A costumed female wrestler jumps theatrically from the top rope of a wrestling ring toward a female wrestler on the ring floor. The crowd cheers.

Ms. Buss is hoping WOW can help fill that void. Since 2013 she has invested a “couple million dollars” in the company, she said, and though she has no involvement in day-to-day operations — Mr. McLane and AJ Mendez, a former WWE star, run the show — Ms. Buss is its public face in media appearances with Entertainment Tonight and more.



“I think she likes to also sometimes help the underdog,” Ms. Kloss said. “She knew how hard she had to work to earn her credibility and her place.”
Ms. Mendez, a WOW executive producer and an announcer, performed in WWE from 2011 to 2015 as “AJ Lee.” Ms. Mendez’s character was often referred to as a “crazy chick,” and in her 2017 memoir, “Crazy Is My Superpower: How I Triumphed by Breaking Bones, Breaking Hearts, and Breaking the Rules,” she revealed she had long struggled with bipolar disorder. Ms. Mendez made headlines in 2015 when she called out WWE’s treatment of female performers, then billed as “divas,” on Twitter, saying they were not being featured on television nearly as often as the men, despite achieving commercial success via high merchandise sales. WWE has dramatically shifted focus in recent years, booking women to headline WrestleMania, its biggest show of the year, in 2019 and 2021, but Ms. Buss believes there’s an even greater appetite for women’s wrestling.
“She kind of was ahead of the curve, right? Now there seems to be a tipping point, not only with women’s sports,” Ms. Kloss said, but also with mixed martial arts and professional wrestling. “The growth opportunity seems to be with women.”

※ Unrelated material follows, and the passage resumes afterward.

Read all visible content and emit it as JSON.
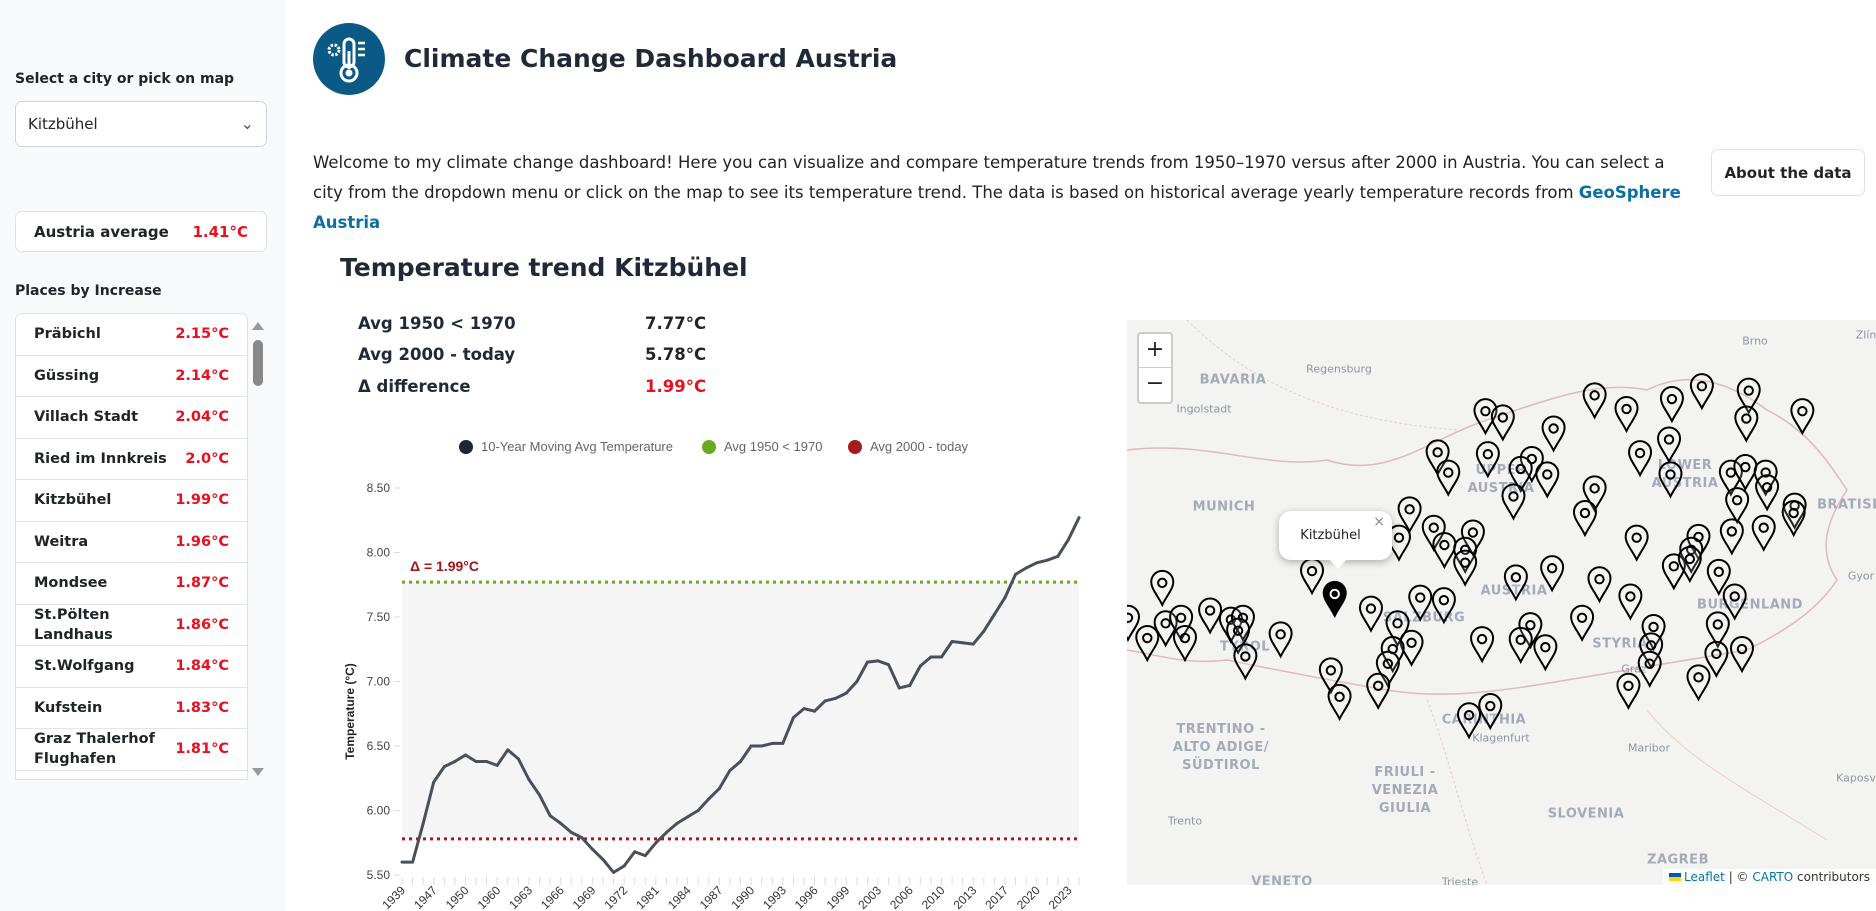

Since kicking off its eighth season Sept. 18, its first with a syndication deal, WOW averaged 258,000 viewers over 10 episodes, 50 percent of whom were women in the age 18 to 49 demographic. WWE’s flagship show, Smackdown, which runs Fridays at 8 p.m. Eastern time on Fox, averaged 2.163 million viewers in the third quarter of this year, with 41 percent female viewership in that demographic.